Bu bilge virüs diyor ki hepimize: sen hiçbir şeyi kontrol edemezsin. Sen hiç kimseyi koruyamazsın, kendini bile, onun için bunlardan vazgeç, senin yapabileceğin tek bir şey var hayatın boyunca: hayatın içinde bulunduğun anlar silsilesidir, BUNU ANLA. Senin sorumluluğun bu anı nasıl kucaklayacağın, bu anla nasıl temas edeceğinin mühendisliğidir. Başka hiçbir şey yapamazsın. An’a küçük bir çocuk gibi yaklaşıp ona heyecanla yaklaşmak, önceden boyanmış bir gözlükle değil. Çocuğun öyle bir gözlüğü yoktu, çocuğun eline tarantula verilirse ağzına koyar. Her anı çocuksu bir coşku ve merakla kapsamaya, merak etmeye, onunla hemhal olmaya hazır ol. Senin sorumluluğun bu. Bunu karşına kocaman bir problem çıktığında yapamazsın, bunu küçük problemler çıktığında yapmaya başla ki o kasın gelişebilsin.

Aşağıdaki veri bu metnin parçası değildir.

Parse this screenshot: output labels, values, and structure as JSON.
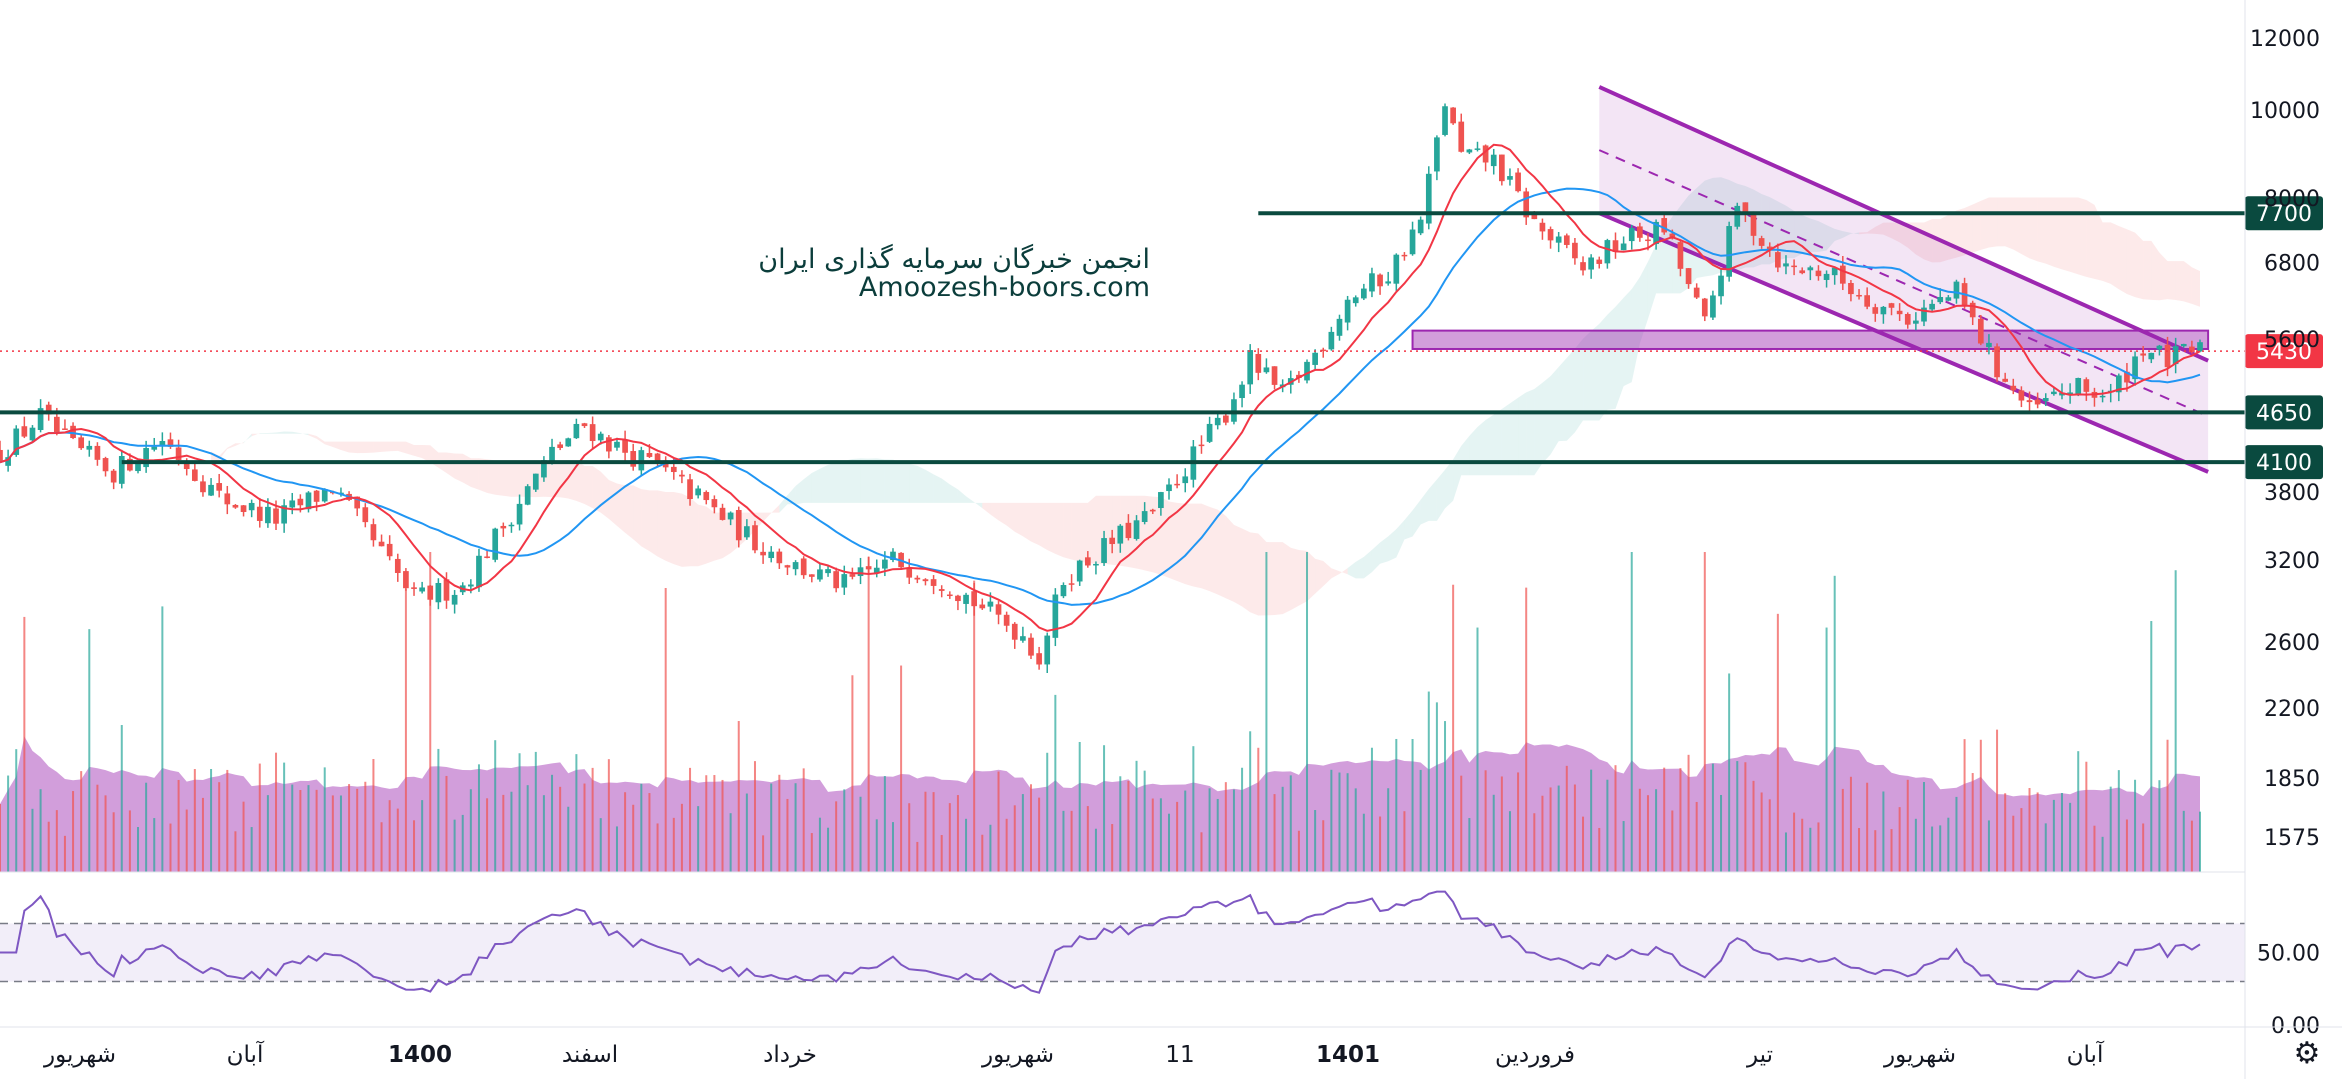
{
  "chart_data": {
    "type": "candlestick",
    "price_axis": {
      "scale": "log",
      "ticks": [
        12000,
        10000,
        8000,
        6800,
        5600,
        3800,
        3200,
        2600,
        2200,
        1850,
        1575
      ],
      "tick_labels": [
        "12000",
        "10000",
        "8000",
        "6800",
        "5600",
        "3800",
        "3200",
        "2600",
        "2200",
        "1850",
        "1575"
      ]
    },
    "time_axis": {
      "labels": [
        {
          "text": "شهریور",
          "bold": false
        },
        {
          "text": "آبان",
          "bold": false
        },
        {
          "text": "1400",
          "bold": true
        },
        {
          "text": "اسفند",
          "bold": false
        },
        {
          "text": "خرداد",
          "bold": false
        },
        {
          "text": "شهریور",
          "bold": false
        },
        {
          "text": "11",
          "bold": false
        },
        {
          "text": "1401",
          "bold": true
        },
        {
          "text": "فروردین",
          "bold": false
        },
        {
          "text": "تیر",
          "bold": false
        },
        {
          "text": "شهریور",
          "bold": false
        },
        {
          "text": "آبان",
          "bold": false
        }
      ]
    },
    "price_path": [
      [
        0,
        4200
      ],
      [
        5,
        4600
      ],
      [
        9,
        4250
      ],
      [
        14,
        4000
      ],
      [
        20,
        4350
      ],
      [
        27,
        3750
      ],
      [
        34,
        3550
      ],
      [
        41,
        3850
      ],
      [
        46,
        3350
      ],
      [
        51,
        2900
      ],
      [
        57,
        3000
      ],
      [
        63,
        3600
      ],
      [
        68,
        4200
      ],
      [
        72,
        4500
      ],
      [
        76,
        4250
      ],
      [
        81,
        4050
      ],
      [
        86,
        3750
      ],
      [
        92,
        3400
      ],
      [
        98,
        3150
      ],
      [
        104,
        3000
      ],
      [
        110,
        3200
      ],
      [
        116,
        3050
      ],
      [
        122,
        2800
      ],
      [
        126,
        2650
      ],
      [
        128,
        2500
      ],
      [
        131,
        3050
      ],
      [
        137,
        3350
      ],
      [
        142,
        3600
      ],
      [
        146,
        4050
      ],
      [
        151,
        4650
      ],
      [
        154,
        5300
      ],
      [
        158,
        4850
      ],
      [
        162,
        5400
      ],
      [
        166,
        6200
      ],
      [
        171,
        6600
      ],
      [
        175,
        7550
      ],
      [
        178,
        10200
      ],
      [
        180,
        8900
      ],
      [
        184,
        8800
      ],
      [
        189,
        7500
      ],
      [
        195,
        6700
      ],
      [
        200,
        7200
      ],
      [
        205,
        7400
      ],
      [
        210,
        5800
      ],
      [
        214,
        7800
      ],
      [
        220,
        6700
      ],
      [
        225,
        6650
      ],
      [
        230,
        6200
      ],
      [
        235,
        5900
      ],
      [
        241,
        6300
      ],
      [
        246,
        5200
      ],
      [
        250,
        4650
      ],
      [
        255,
        4950
      ],
      [
        260,
        4850
      ],
      [
        264,
        5500
      ],
      [
        267,
        5300
      ],
      [
        270,
        5430
      ]
    ],
    "horizontal_levels": [
      {
        "value": 7700,
        "label": "7700",
        "color": "#0a4a3f"
      },
      {
        "value": 4650,
        "label": "4650",
        "color": "#0a4a3f"
      },
      {
        "value": 4100,
        "label": "4100",
        "color": "#0a4a3f"
      }
    ],
    "last_price": {
      "value": 5430,
      "label": "5430",
      "color": "#f23645"
    },
    "support_zone": {
      "low": 5460,
      "high": 5720,
      "from": 174,
      "to": 272,
      "color": "#9c27b0"
    },
    "channel": {
      "upper": [
        [
          197,
          10600
        ],
        [
          272,
          5300
        ]
      ],
      "lower": [
        [
          197,
          7700
        ],
        [
          272,
          4000
        ]
      ],
      "color": "#9c27b0"
    },
    "watermark": {
      "line1": "انجمن خبرگان سرمایه گذاری ایران",
      "line2": "Amoozesh-boors.com"
    },
    "volume": {
      "max_value": 100
    },
    "rsi": {
      "range": [
        0,
        100
      ],
      "levels": [
        70,
        30
      ],
      "tick_labels": [
        "50.00",
        "0.00"
      ],
      "tick_values": [
        50,
        0
      ]
    },
    "colors": {
      "up": "#26a69a",
      "down": "#ef5350",
      "ma_fast": "#f23645",
      "ma_slow": "#2196f3",
      "rsi_line": "#7e57c2",
      "volume_ma": "#9c27b0"
    }
  },
  "ui": {
    "settings_icon": "gear-icon"
  }
}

Bu bilge virüs diyor ki aslında: Senin hayatının her gününde bir çeşit korona yok muydu? Vardı. Ben senin bütün hayatın boyunca karşılaştığın koronalar çarpı bir milyonum belki. Çok şiddetli -yoğun olduğum için şimdi dert oldum. Ne yapayım, daha az şiddetli seslenişlerim duyulmadı, göz ardı edildi. Kendimi duyurabilmek için haykırışım çok sert oldu.

Korona, bir velinimet aslında. Çünkü birçok şeyi fark etmemiz için bir fırsat. “Ben kendime ve bütüne ne şekilde korona olmuşum” sorusunu kendimize sorabilirsek ve vereceğimiz yanıtları kendimize bir bütünün parçaları olduğumuz gerçeğini hatırlamak için kullanabilirsek, temsili olduğumuz kaynağın şimdiye kadar kullanmadığımız taraflarının keşfine hizmet edeceğimize inanıyorum.